Key assumptions to validate (3–5)

  1. Assumption: Small brokers will pay $149+/mo now, before they personally get sued, on fear + insurer pressure alone. How to test: 30 cold calls/DMs to $1M+ brokers; measure how many will pre-pay or commit to a paid pilot within 2 weeks.
  2. Assumption: Insurers/MGAs will treat documented selection as a premium or underwriting factor and refer the tool. How to test: interview 8–10 freight-insurance agents; ask if a documented selection program changes how they quote/renew.
  3. Assumption: Tamper-evident timestamping is a real buying differentiator vs. free manual PDFs. How to test: show both to 10 brokers + 2 defense attorneys; see if the integrity story moves the decision.
  4. Assumption: FMCSA data is reliably accessible at the volume/frequency needed without rate-limit or access problems. How to test: build the ingestion spike against SAFER and load-test before committing.

Risk flags

  1. Defensibility: Public data means fast clones; an incumbent (Highway) could bolt “evidence locker” onto its product. Mitigate by owning the small-broker + insurance-channel niche they don’t serve and accumulating per-load record lock-in.
  2. Platform dependency: Entirely reliant on FMCSA data access. If FMCSA changes access terms or the data format (they were already overhauling MC numbers in 2025), ingestion breaks. Monitor closely.
  3. Market timing / legal drift: “Reasonable care” is undefined and will develop through state-by-state litigation. If courts settle on a low bar, urgency softens.
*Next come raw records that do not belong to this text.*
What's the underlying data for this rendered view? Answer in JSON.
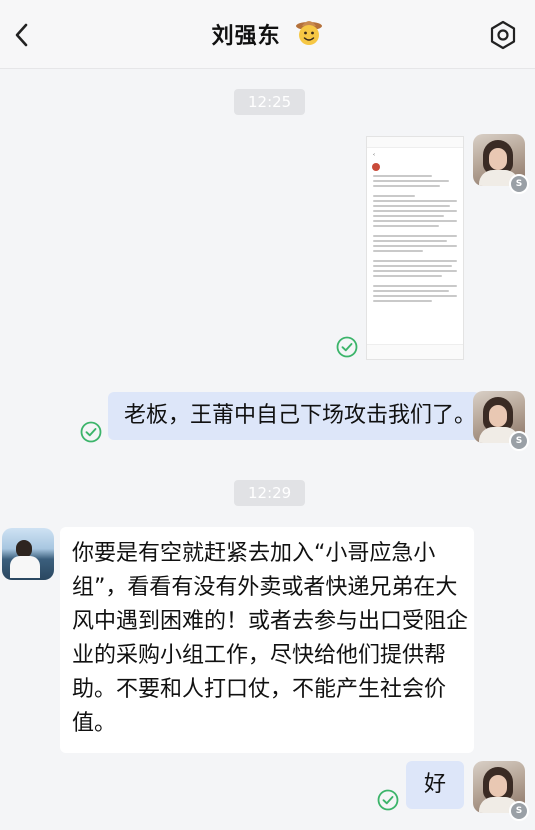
{
  "header": {
    "title": "刘强东",
    "title_emoji": "cowboy-face-emoji"
  },
  "timestamps": [
    "12:25",
    "12:29"
  ],
  "messages": [
    {
      "side": "right",
      "kind": "image",
      "content": "screenshot-of-article"
    },
    {
      "side": "right",
      "kind": "text",
      "text": "老板，王莆中自己下场攻击我们了。"
    },
    {
      "side": "left",
      "kind": "text",
      "lines": [
        "你要是有空就赶紧去加入“小哥应急小",
        "组”，看看有没有外卖或者快递兄弟在大",
        "风中遇到困难的！或者去参与出口受阻企",
        "业的采购小组工作，尽快给他们提供帮",
        "助。不要和人打口仗，不能产生社会价",
        "值。"
      ]
    },
    {
      "side": "right",
      "kind": "text",
      "text": "好"
    }
  ],
  "colors": {
    "bubble_right": "#dde6f9",
    "bubble_left": "#ffffff",
    "check_green": "#3bb46a",
    "background": "#f4f5f7"
  }
}
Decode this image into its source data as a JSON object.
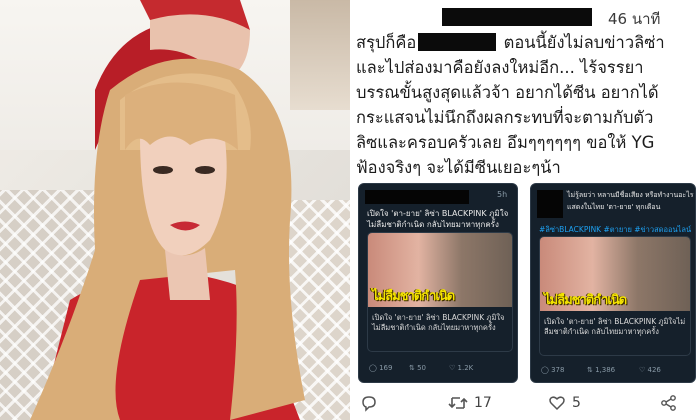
{
  "tweet": {
    "time_ago": "46 นาที",
    "lines": [
      {
        "before": "สรุปก็คือ",
        "after": " ตอนนี้ยังไม่ลบข่าวลิซ่า"
      },
      {
        "text": "และไปส่องมาคือยังลงใหม่อีก... ไร้จรรยา"
      },
      {
        "text": "บรรณขั้นสูงสุดแล้วจ้า อยากได้ซีน อยากได้"
      },
      {
        "text": "กระแสจนไม่นึกถึงผลกระทบที่จะตามกับตัว"
      },
      {
        "text": "ลิซและครอบครัวเลย อึมๆๆๆๆๆๆ ขอให้ YG"
      },
      {
        "text": "ฟ้องจริงๆ จะได้มีซีนเยอะๆน้า"
      }
    ],
    "actions": {
      "reply_icon": "reply-icon",
      "retweet_count": "17",
      "like_count": "5",
      "share_icon": "share-icon"
    }
  },
  "shot1": {
    "time": "5h",
    "headline": "เปิดใจ 'ตา-ยาย' ลิซ่า BLACKPINK ภูมิใจไม่ลืมชาติกำเนิด กลับไทยมาหาทุกครั้ง",
    "card_overlay": "ไม่ลืมชาติกำเนิด",
    "card_caption": "เปิดใจ 'ตา-ยาย' ลิซ่า BLACKPINK ภูมิใจไม่ลืมชาติกำเนิด กลับไทยมาหาทุกครั้ง",
    "replies": "169",
    "retweets": "50",
    "likes": "1.2K"
  },
  "shot2": {
    "line1": "ไม่รู้ลยว่า หลานมีชื่อเสียง หรือทำงานอะไร",
    "line2": "แสดงในไทย 'ตา-ยาย' ทุกเดือน",
    "hashtags": "#ลิซ่าBLACKPINK #ตายาย #ข่าวสดออนไลน์",
    "card_overlay": "ไม่ลืมชาติกำเนิด",
    "card_caption": "เปิดใจ 'ตา-ยาย' ลิซ่า BLACKPINK ภูมิใจไม่ลืมชาติกำเนิด กลับไทยมาหาทุกครั้ง",
    "replies": "378",
    "retweets": "1,386",
    "likes": "426"
  },
  "colors": {
    "background": "#ffffff",
    "text": "#1c1c1c",
    "dark_card": "#15202b",
    "accent_link": "#1da1f2"
  }
}
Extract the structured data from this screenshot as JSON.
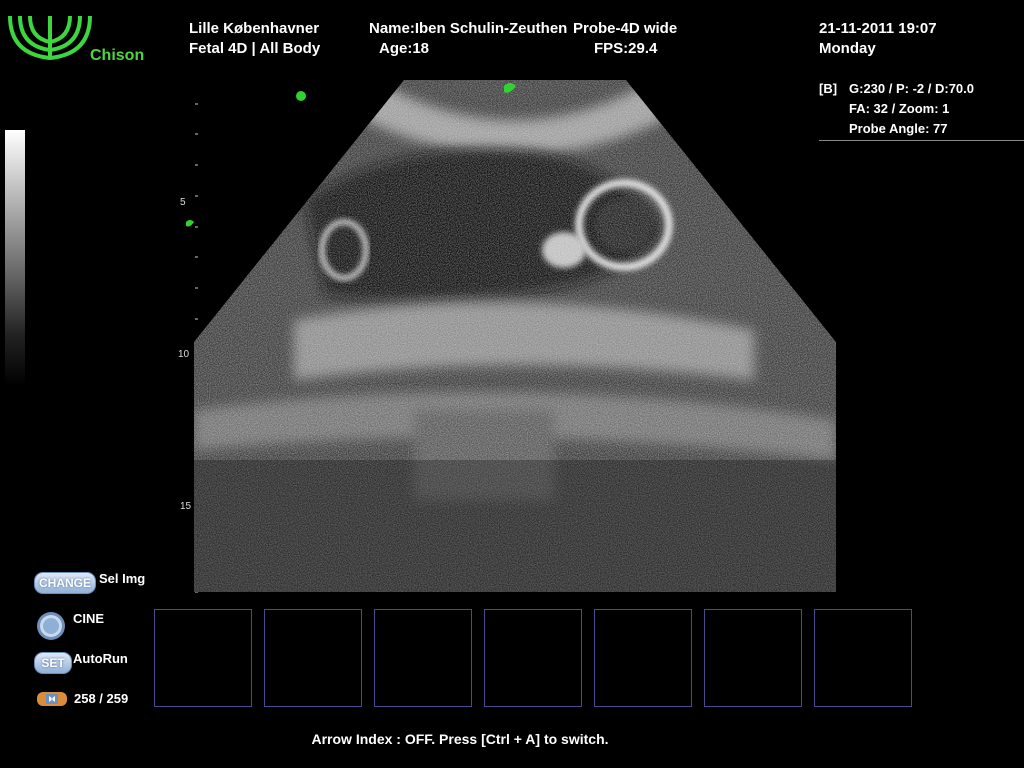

Conversely, if a big verdict lands, demand spikes — net upside-skewed but watch it.
  4. Positioning/liability: Must position as evidence capture, not legal advice or a guarantee of defense, or the founder inherits liability.

14. Structured verdict

Score:                  78/100
Verdict:                GO
Confidence:             High
Best-fit builder:       Technical founder + freight-liability/insurance advisor
Time to revenue:        6–10 weeks (pre-sell during build)
Capital to launch:      $8–15K ($ for infra, LLM usage, FMCSA ingestion build)
Top 3 assumptions to validate first:
  1. Small brokers pre-pay on fear+insurer pressure — 30 cold DMs, measure paid-pilot commits
  2. Insurers refer/reward documented selection — interview 8–10 freight-insurance agents
  3. Tamper-evidence beats free manual PDFs as a buying trigger — demo to 10 brokers + 2 defense attorneys
Kill criteria:
  - Abandon if <10% of 50 cold-outreach brokers show paid interest within 3 weeks
  - Abandon if no insurance agent will refer after 10 interviews (kills the $5M path)
  - Abandon if Highway/MyCarrierPackets ships an equivalent evidence-locker at small-broker pricing before v1

15. Next step — 1-week validation sprint

  • Day 1–2: Build a no-code mock: take 3 real carriers from the public FMCSA directory, manually produce the SelectProof evidence packet (snapshot + AI-style rationale + timestamp). This is the demo asset.
  • Day 3–4: DM/call 30 small brokers active in the post-Montgomery forum threads. Show the packet. Ask the only question that matters: “Would you pay $149/mo for this, and can you start a paid pilot this month?” In parallel, call 5 freight-insurance agents and ask if a documented selection program changes their renewal terms.
  • Day 5: Go / no-go. Go if ≥5 brokers commit to a paid pilot AND ≥2 insurance agents say documented selection affects underwriting. Falsifiable: if brokers nod but won’t commit money, the fear isn’t yet a budget — shelve and revisit after the first big post-Montgomery verdict.